In a statement, Rollins' new defense team - attorney Michael Wiseman and lawyers with the Pennsylvania Innocence Project - said they were grateful for the ruling, which ordered Rollins, 29, to be released to his pre-trial status of house arrest by noon Wednesday.

"Mr. Rollins is an innocent man, imprisoned for over 10 years for a crime he did not commit," Wiseman said. "That he spent even a single day in prison - much less 10 years - is a travesty."

The District Attorney's Office ultimately will have to decide whether to seek to prosecute Rollins again or drop the case.

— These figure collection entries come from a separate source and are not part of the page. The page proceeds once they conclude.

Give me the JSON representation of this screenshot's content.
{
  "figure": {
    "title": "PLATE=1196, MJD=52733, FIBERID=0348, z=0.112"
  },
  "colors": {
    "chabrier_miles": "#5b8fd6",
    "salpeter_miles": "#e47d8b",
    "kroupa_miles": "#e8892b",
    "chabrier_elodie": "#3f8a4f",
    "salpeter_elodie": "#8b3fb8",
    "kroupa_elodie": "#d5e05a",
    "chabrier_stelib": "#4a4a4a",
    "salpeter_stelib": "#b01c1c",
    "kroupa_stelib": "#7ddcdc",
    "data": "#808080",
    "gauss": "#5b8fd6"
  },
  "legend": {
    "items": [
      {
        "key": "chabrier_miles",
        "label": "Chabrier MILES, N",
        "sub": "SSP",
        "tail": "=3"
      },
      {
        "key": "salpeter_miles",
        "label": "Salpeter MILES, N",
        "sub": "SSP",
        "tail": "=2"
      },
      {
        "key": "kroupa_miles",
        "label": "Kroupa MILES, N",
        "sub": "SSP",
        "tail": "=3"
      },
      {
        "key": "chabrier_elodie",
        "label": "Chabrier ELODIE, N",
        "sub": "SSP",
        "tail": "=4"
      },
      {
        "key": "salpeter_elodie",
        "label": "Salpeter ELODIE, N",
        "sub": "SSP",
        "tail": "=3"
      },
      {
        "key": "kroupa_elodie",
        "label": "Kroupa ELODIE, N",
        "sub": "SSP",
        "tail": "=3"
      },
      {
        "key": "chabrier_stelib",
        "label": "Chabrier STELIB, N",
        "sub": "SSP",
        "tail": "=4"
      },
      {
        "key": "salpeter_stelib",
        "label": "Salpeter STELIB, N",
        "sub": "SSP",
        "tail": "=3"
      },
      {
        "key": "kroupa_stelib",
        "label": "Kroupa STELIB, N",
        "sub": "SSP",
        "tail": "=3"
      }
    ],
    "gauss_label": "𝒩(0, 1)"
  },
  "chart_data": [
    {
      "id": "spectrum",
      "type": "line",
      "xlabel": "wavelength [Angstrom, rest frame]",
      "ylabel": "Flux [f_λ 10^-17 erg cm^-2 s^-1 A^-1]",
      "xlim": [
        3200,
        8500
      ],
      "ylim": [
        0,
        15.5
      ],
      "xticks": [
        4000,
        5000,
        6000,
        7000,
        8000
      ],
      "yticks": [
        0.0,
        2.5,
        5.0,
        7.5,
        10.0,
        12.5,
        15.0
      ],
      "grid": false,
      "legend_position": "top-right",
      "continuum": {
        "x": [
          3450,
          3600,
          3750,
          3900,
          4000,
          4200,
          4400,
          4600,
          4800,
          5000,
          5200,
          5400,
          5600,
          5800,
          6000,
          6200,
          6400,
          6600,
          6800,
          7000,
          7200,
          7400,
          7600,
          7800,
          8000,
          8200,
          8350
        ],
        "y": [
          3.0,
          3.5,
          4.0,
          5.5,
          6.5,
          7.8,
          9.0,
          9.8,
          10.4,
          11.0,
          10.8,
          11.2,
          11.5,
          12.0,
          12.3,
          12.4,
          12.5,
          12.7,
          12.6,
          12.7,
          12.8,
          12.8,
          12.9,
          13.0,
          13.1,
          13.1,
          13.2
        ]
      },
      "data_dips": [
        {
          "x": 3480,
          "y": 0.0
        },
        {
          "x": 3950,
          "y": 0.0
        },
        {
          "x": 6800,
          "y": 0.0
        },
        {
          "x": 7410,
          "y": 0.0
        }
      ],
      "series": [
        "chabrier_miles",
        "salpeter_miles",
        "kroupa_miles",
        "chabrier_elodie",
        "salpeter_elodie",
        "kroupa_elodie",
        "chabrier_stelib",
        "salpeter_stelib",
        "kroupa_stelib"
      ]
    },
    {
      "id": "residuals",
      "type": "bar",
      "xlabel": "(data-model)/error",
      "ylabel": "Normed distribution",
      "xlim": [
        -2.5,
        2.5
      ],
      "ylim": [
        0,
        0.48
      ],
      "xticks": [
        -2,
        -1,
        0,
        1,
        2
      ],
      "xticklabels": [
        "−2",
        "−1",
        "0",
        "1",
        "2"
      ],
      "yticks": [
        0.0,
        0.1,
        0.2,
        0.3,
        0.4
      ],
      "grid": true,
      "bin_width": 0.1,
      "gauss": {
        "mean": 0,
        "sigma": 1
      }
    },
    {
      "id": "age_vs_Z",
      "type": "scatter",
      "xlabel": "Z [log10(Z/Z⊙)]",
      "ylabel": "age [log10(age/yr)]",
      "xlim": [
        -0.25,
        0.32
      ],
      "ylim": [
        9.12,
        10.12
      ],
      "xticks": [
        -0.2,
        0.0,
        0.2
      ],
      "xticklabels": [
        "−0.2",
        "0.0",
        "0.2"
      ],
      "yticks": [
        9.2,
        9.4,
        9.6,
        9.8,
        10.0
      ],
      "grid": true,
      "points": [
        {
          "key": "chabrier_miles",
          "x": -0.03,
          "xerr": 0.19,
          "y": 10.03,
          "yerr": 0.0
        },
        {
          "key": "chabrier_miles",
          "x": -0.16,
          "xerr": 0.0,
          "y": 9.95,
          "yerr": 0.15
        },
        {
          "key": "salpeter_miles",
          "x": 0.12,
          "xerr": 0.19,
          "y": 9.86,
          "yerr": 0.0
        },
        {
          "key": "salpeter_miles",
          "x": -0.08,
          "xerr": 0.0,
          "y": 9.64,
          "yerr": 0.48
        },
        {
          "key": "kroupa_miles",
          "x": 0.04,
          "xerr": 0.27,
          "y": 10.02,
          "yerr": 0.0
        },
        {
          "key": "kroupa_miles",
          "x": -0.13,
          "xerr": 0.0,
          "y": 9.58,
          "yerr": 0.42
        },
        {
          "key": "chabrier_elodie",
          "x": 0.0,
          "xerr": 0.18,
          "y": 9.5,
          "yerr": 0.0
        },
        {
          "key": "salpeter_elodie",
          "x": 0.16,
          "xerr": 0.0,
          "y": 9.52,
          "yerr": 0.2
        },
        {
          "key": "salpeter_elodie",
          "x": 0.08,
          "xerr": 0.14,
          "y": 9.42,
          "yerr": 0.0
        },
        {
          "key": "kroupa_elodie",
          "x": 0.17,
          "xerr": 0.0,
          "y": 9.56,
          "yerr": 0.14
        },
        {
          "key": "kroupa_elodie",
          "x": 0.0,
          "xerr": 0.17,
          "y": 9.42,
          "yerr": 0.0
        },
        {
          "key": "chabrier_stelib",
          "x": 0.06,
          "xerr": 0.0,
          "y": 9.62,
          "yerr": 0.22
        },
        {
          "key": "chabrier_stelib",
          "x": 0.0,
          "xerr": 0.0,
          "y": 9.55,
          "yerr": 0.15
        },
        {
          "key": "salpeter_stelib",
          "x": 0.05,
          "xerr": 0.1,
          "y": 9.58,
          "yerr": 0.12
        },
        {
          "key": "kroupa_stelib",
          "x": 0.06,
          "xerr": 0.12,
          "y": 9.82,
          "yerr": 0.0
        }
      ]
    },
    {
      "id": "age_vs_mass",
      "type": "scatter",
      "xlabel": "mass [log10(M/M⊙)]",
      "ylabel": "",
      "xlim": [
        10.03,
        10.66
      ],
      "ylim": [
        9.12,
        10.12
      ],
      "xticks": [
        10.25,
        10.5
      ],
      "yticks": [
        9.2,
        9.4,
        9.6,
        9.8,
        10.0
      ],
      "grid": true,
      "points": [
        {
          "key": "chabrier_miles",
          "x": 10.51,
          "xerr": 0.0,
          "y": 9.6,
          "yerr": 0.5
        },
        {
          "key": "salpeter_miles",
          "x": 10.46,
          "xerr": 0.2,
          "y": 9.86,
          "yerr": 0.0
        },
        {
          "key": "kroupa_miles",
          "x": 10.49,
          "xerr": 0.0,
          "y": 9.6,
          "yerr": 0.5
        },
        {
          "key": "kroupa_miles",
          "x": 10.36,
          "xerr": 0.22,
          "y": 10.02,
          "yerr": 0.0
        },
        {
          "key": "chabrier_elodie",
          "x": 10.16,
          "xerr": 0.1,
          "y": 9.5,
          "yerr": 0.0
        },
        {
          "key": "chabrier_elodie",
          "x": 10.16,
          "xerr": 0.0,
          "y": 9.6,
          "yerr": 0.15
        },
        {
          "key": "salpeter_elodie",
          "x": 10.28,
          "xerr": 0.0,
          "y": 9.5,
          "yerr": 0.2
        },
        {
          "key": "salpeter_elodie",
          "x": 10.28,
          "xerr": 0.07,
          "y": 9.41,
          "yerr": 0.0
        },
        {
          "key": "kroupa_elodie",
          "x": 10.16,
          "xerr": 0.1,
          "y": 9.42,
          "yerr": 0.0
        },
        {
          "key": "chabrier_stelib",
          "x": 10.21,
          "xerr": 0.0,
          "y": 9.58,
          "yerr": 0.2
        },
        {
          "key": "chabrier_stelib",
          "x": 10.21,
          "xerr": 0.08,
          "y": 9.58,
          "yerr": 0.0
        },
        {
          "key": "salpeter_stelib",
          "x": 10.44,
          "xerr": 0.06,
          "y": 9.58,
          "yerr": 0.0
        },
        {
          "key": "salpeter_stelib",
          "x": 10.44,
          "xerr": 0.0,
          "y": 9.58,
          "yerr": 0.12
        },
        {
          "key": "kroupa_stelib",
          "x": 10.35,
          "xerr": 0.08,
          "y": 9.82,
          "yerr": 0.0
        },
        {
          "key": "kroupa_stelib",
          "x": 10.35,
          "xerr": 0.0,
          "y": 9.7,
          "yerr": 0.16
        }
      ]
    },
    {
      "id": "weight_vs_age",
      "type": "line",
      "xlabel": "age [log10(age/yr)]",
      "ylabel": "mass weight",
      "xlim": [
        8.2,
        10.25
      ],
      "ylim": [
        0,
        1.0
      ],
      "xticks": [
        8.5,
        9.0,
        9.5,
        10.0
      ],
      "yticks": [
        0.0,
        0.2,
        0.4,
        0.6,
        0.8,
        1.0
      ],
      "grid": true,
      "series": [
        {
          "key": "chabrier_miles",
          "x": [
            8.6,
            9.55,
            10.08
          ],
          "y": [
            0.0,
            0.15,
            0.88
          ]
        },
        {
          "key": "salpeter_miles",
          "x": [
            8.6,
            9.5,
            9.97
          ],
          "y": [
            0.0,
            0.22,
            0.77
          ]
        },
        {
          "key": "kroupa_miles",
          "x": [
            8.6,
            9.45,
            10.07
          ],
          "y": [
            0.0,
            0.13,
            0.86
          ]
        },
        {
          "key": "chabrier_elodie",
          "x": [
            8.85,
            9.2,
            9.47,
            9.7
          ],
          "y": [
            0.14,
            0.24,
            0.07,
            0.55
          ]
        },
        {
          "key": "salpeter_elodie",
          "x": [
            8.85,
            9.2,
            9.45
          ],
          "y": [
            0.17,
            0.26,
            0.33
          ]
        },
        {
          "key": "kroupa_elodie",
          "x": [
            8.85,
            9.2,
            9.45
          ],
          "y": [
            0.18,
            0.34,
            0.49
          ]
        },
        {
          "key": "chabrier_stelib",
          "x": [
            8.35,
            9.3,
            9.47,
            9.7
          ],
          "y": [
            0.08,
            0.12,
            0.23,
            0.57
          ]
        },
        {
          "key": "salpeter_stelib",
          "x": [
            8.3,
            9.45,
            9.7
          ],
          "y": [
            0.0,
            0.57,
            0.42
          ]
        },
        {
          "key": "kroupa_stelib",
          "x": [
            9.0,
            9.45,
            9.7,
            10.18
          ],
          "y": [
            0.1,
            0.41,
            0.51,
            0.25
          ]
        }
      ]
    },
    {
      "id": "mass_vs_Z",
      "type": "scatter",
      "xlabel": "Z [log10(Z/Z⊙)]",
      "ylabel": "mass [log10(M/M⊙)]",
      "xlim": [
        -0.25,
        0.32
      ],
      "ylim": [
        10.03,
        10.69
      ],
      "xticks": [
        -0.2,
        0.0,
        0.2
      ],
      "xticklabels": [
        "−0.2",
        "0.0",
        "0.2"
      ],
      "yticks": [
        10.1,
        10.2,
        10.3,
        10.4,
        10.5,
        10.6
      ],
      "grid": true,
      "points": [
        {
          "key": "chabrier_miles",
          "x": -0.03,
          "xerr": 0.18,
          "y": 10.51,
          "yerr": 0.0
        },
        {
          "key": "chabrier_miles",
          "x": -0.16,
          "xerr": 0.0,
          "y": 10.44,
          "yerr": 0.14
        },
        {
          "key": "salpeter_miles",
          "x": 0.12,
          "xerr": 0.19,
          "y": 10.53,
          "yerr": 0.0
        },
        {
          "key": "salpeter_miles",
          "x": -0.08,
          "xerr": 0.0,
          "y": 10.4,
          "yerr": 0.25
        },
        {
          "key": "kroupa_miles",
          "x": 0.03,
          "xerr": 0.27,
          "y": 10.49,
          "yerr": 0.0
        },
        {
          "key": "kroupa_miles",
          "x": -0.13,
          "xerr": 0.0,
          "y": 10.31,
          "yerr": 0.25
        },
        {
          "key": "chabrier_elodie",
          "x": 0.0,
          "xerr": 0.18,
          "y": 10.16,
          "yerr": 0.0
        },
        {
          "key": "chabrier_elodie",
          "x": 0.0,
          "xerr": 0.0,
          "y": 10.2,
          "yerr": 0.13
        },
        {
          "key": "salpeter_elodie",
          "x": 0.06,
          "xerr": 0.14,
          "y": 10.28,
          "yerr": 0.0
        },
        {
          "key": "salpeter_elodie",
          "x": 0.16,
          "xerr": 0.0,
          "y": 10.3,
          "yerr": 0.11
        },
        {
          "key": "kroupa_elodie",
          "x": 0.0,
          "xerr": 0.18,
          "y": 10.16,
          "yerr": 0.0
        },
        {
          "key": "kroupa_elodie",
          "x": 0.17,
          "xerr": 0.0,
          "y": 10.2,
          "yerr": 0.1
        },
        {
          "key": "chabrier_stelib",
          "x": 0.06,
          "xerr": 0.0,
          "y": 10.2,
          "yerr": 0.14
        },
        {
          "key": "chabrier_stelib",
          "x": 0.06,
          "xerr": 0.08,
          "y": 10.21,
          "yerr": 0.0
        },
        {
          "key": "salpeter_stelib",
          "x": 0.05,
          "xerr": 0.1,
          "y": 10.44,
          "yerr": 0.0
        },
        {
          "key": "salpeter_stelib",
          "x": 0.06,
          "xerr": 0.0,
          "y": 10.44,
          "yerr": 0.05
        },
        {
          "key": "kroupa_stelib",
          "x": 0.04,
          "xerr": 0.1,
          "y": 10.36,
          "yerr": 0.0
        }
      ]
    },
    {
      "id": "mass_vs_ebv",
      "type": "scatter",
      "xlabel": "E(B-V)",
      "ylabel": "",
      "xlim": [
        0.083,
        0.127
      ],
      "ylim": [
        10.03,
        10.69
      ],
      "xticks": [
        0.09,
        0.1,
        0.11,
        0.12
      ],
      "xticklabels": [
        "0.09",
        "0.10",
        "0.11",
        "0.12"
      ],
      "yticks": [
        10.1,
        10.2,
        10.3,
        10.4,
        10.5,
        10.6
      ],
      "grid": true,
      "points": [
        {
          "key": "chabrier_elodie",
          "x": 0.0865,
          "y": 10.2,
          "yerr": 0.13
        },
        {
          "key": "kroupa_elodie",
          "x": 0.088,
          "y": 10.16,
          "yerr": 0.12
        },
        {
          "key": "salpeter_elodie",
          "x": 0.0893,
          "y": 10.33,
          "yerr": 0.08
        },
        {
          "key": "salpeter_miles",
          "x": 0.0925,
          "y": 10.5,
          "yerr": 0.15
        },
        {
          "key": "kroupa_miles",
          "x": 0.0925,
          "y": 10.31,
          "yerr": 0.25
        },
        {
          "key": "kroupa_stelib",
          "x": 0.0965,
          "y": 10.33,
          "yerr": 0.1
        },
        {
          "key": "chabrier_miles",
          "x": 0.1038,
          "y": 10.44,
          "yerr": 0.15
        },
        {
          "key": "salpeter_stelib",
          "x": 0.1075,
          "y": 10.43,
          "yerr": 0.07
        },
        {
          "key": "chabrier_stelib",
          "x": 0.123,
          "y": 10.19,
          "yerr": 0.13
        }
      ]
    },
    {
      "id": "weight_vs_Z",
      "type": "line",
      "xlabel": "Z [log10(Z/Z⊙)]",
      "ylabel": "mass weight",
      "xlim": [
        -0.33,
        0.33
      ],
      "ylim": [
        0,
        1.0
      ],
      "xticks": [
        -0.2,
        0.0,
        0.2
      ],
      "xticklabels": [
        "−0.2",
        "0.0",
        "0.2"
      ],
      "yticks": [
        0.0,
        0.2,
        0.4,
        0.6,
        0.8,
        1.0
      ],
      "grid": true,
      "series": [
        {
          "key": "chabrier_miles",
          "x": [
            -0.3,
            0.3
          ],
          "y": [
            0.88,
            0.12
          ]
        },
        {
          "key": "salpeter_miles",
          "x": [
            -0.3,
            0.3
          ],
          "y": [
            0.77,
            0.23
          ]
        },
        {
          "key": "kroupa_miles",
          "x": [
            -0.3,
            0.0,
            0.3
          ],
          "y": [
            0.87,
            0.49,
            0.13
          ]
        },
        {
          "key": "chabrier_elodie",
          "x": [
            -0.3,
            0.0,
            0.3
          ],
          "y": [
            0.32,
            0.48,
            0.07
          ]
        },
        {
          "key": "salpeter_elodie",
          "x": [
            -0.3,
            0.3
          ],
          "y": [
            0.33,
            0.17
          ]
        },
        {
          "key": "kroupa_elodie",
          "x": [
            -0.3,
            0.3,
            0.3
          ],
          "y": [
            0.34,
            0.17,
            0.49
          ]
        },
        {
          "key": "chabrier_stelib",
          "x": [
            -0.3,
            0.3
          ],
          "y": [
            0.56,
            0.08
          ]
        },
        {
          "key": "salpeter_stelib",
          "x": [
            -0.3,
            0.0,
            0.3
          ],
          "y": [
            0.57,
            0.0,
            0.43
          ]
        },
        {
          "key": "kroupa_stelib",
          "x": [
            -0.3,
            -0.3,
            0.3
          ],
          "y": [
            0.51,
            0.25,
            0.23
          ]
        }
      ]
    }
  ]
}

In a statement Tuesday, the office said it was pleased that Rollins would be released, and that "the long awaited and just result should finally occur [Wednesday]." But it declined to say whether that meant prosecutors anticipated dropping the case against Rollins.

An employee in Means' chambers said the judge could not comment.

A jury convicted Rollins of attempted murder and related offenses in the January 2006 shooting that paralyzed Jabar Wright, 6, from the neck down. Two other men, including a cousin of Rollins', also were convicted; a fourth defendant was acquitted.

Means in 2008 sentenced the three men to the maximum term: 62 1/2 to 125 years in state prison.

Jabar, when he was shot, was in the back of a Pontiac Bonneville driven by his grandfather, Benjamin Wright, who was believed to have been the intended target. Benjamin's then-wife, LaRhonda, who was also a passenger in the car, testified that she saw the four defendants on the street corner just before shots rang out but did not see the actual shooting.

Rollins has maintained that he was not at the scene of the shooting, which occurred about 7:40 p.m. Jan. 28 at 29th and Westmont Streets in Strawberry Mansion. He contends he was out shopping at the Gallery mall, in Center City, and then on South Street.

During the trial, defense attorney Nino Tinari showed jurors two surveillance videos, which he said showed Rollins in the Gallery at 6:18 p.m., then entering the Net store at 5th and South Streets at 8 p.m., 20 minutes after the shooting.

Through Post Conviction Relief Act petitions and hearings, Rollins' new defense team brought to the court's attention additional evidence not shown at the trial that supported Rollins' alibi.

The evidence included statements from two friends who said they were shopping with Rollins that day; a statement from Rollins' mother, who said a third friend, who has since died, was also with Rollins; store receipts; cellphone records; and additional video footage.

Rollins' new attorneys contend that Tinari was ineffective by not interviewing the friends who said they were with Rollins and not presenting them as witnesses. The team has also contended that Tinari was ineffective by not investigating or presenting Rollins' cellphone records, store receipts, and additional video footage.

During a February hearing, Tinari testified that he had not sought out the friends because he did not want to associate Rollins with "other young people" who could potentially make the defendant look bad.

He testified that "these young persons would give a different flavor to what we were doing through the course of the trial." He said he instead put three older women on the stand - Rollins' mother, his aunt and his mother's coworker – who "had no taint whatsoever."

Since April, the Philadelphia District Attorney's Office has agreed with Rollins' defense that Tinari was ineffective; that Rollins deserved a new trial; and that he should be released from prison to house arrest.

In an interview Tuesday, Tinari said he was pleased that Rollins was being released, but defended his work on Rollins' behalf at trial.

"I aggressively tried the case," he said. "I put on all the evidence I thought was proper under the circumstances."

Despite Means' rejection of the agreement between prosecutors and Rollins' new defense team regarding Tinari's ineffectiveness, the Superior Court's decision to overrule was applauded in a statement Tuesday by Marissa Boyers Bluestine, legal director at the Pennsylvania Innocence Project.

"We are thrilled [Rollins] will spend the holidays with his loving family," she said.